Both adolescent behavior and the biological shift in melatonin secretion lead to a vicious cycle of sleep deprivation.

Sleep deprivation causes the adolescent's brain to become overstimulated, which makes it even more difficult to fall asleep. It is worth adding that the consequences of sleep deprivation are:

  • Problems with concentration during the lesson.
  • Disturbances in cognitive processes - mainly difficulties with remembering what is in the lesson and recreating what a teenager has learned at home, often just taking a night out.
  • Bad mood, irritability and, consequently, reacting with aggression to the smallest stimuli.
  • Increased school absenteeism - mainly in the first or last lessons. In the morning, the baby is unable to get up, and in the afternoon he needs a nap.
  • "Swimming away" during the lesson - deterioration of grades.
  • Reduced performance in sports, slower reflexes.
  • Inaccurate movements which may result in injury.

How can you help your teenager sleep better?
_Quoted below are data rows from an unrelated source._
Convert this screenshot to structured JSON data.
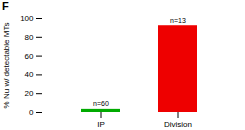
{
  "chart_data": {
    "type": "bar",
    "title": "F",
    "categories": [
      "IP",
      "Division"
    ],
    "values": [
      3.33,
      92.31
    ],
    "colors": [
      "#00aa00",
      "#ee0000"
    ],
    "annotations": [
      "n=60",
      "n=13"
    ],
    "ylabel": "% Nu w/ detectable MTs",
    "ylim": [
      0,
      100
    ],
    "yticks": [
      0,
      20,
      40,
      60,
      80,
      100
    ],
    "grid": false
  }
}
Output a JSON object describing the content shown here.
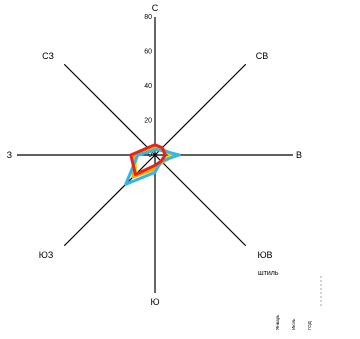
{
  "chart_data": {
    "type": "radar",
    "directions": [
      "С",
      "СВ",
      "В",
      "ЮВ",
      "Ю",
      "ЮЗ",
      "З",
      "СЗ"
    ],
    "radial_ticks": [
      0,
      20,
      40,
      60,
      80
    ],
    "rmax": 80,
    "calm_label": "штиль",
    "series": [
      {
        "name": "Январь",
        "color": "#e8231c",
        "values": [
          6,
          6,
          6,
          5,
          6,
          16,
          14,
          6
        ]
      },
      {
        "name": "Июль",
        "color": "#35b6e6",
        "values": [
          3,
          4,
          14,
          5,
          10,
          24,
          10,
          3
        ]
      },
      {
        "name": "ГОД",
        "color": "#f5a800",
        "values": [
          4,
          5,
          12,
          6,
          8,
          18,
          12,
          4
        ]
      },
      {
        "name": "",
        "color": "#f5e216",
        "values": [
          3,
          4,
          10,
          5,
          7,
          16,
          11,
          3
        ]
      }
    ]
  }
}
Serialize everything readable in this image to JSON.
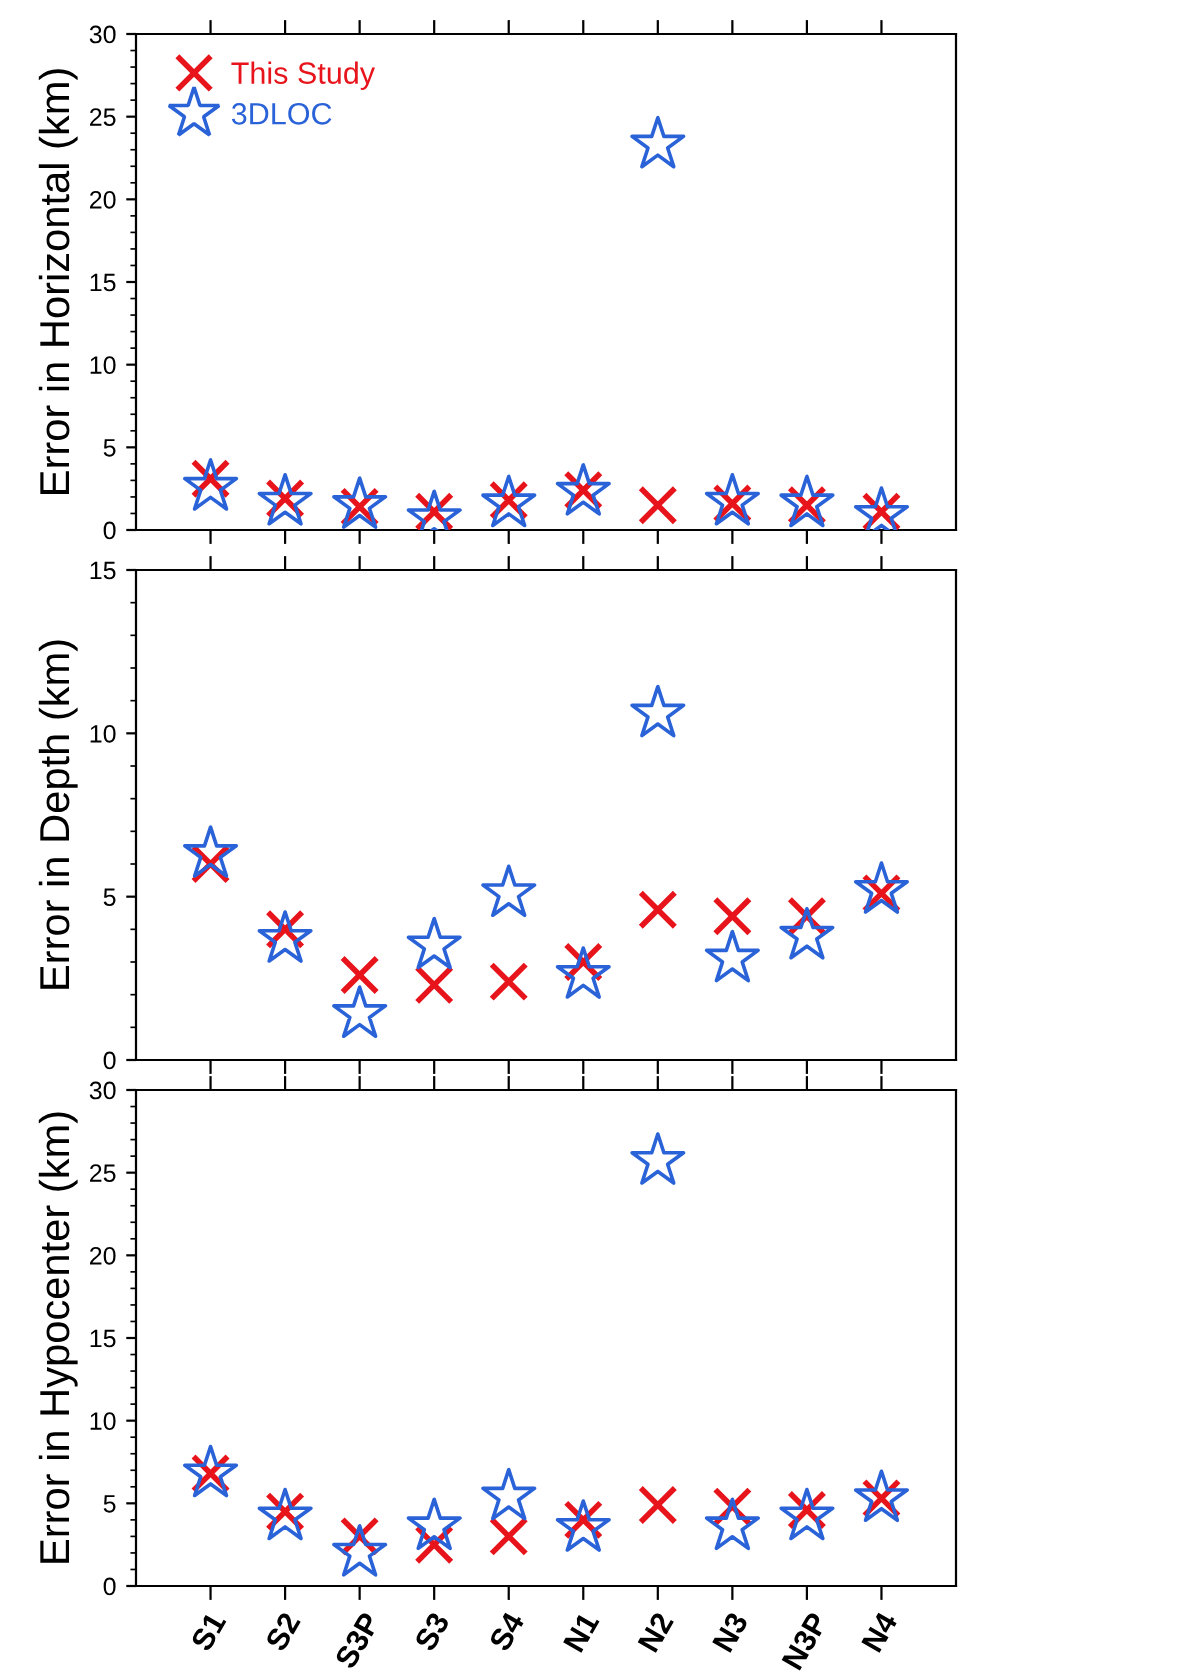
{
  "chart_data": [
    {
      "type": "scatter",
      "ylabel": "Error in Horizontal (km)",
      "categories": [
        null,
        null,
        null,
        null,
        null,
        null,
        null,
        null,
        null,
        null
      ],
      "ylim": [
        0,
        30
      ],
      "yticks": [
        0,
        5,
        10,
        15,
        20,
        25,
        30
      ],
      "tick_labels": "y",
      "legend": "top left",
      "grid": false,
      "series": [
        {
          "name": "This Study",
          "color": "#e8141c",
          "marker": "cross",
          "values": [
            3.1,
            1.9,
            1.4,
            1.1,
            1.8,
            2.4,
            1.5,
            1.6,
            1.5,
            1.1
          ]
        },
        {
          "name": "3DLOC",
          "color": "#2a62d8",
          "marker": "star",
          "values": [
            2.6,
            1.7,
            1.5,
            0.7,
            1.6,
            2.3,
            23.3,
            1.7,
            1.6,
            0.9
          ]
        }
      ]
    },
    {
      "type": "scatter",
      "ylabel": "Error in Depth (km)",
      "categories": [
        null,
        null,
        null,
        null,
        null,
        null,
        null,
        null,
        null,
        null
      ],
      "ylim": [
        0,
        15
      ],
      "yticks": [
        0,
        5,
        10,
        15
      ],
      "tick_labels": "y",
      "grid": false,
      "series": [
        {
          "color": "#e8141c",
          "marker": "cross",
          "values": [
            6.0,
            4.0,
            2.6,
            2.3,
            2.4,
            3.0,
            4.6,
            4.4,
            4.4,
            5.1
          ]
        },
        {
          "color": "#2a62d8",
          "marker": "star",
          "values": [
            6.3,
            3.7,
            1.4,
            3.5,
            5.1,
            2.6,
            10.6,
            3.1,
            3.8,
            5.2
          ]
        }
      ]
    },
    {
      "type": "scatter",
      "ylabel": "Error in Hypocenter (km)",
      "categories": [
        "S1",
        "S2",
        "S3P",
        "S3",
        "S4",
        "N1",
        "N2",
        "N3",
        "N3P",
        "N4"
      ],
      "ylim": [
        0,
        30
      ],
      "yticks": [
        0,
        5,
        10,
        15,
        20,
        25,
        30
      ],
      "grid": false,
      "series": [
        {
          "color": "#e8141c",
          "marker": "cross",
          "values": [
            6.8,
            4.5,
            3.0,
            2.5,
            3.0,
            4.0,
            4.9,
            4.8,
            4.6,
            5.3
          ]
        },
        {
          "color": "#2a62d8",
          "marker": "star",
          "values": [
            6.8,
            4.2,
            2.0,
            3.6,
            5.4,
            3.5,
            25.7,
            3.6,
            4.2,
            5.3
          ]
        }
      ]
    }
  ]
}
  1. The example comes from above - parents show by their behavior how important good-quality sleep is.
  2. Rules that apply to everyone - especially regarding the use of screens before going to bed. It is worth planning in this way, for example, doing homework or other activities for which we need a screen to finish them in the early evening.
  3. A well-planned morning - since we are unable to make school classes start a few hours later, we can pay more attention to how we arrange our morning. It is worth making it as stressful and burdensome as possible. Perhaps you should consider packing in the evening, preparing clothes for the next day, or taking a bath in the evening. This will allow you to sleep a bit longer.
  4. Avoiding heavy meals, sweets, coffee, strong tea, energy drinks in the afternoon and evening hours.
  5. The bed is used for sleeping - if possible, school tasks should be performed at a desk, table, maybe even in another room. It is much easier to fall asleep in a bed that is only used for rest.
  6. Routine before going to bed - a warm bath, calm breaths, relaxation, time with a book, but not very exciting. It turns out that repeating the same calming activities before bed will cause the teenager's brain to associate them with sleep and rest.
  7. Dark room - the release of melatonin is associated with the advent of darkness, so it is worth covering the windows to make the room completely dark. The lack of daylight access to the organ of vision causes the brain to "enter" into sleepiness.
  8. Regularity of waking up and going to bed even on weekends - "excessive" sleep at the weekend reduces the progress achieved with routine bedtime activities during the week.

The American scientist, believes that lack of sleep is a serious social problem, and the 14-25 age group is particularly vulnerable to it, not only because of purely biological, but also social, related to habits that disturb teenagers and disturb the rhythm. diurnal. Lack of sleep contributes to a reduction in the efficiency of cognitive processes, a drop in mood, and even greater susceptibility to mental illness. We have no influence on biology, but we can change our habits so that they better serve us and help regulate the circadian rhythm. Remember that the example comes from above, so before we start to blame our teenager, let's try to think about how my own circadian rhythm lifestyle can help him change habits.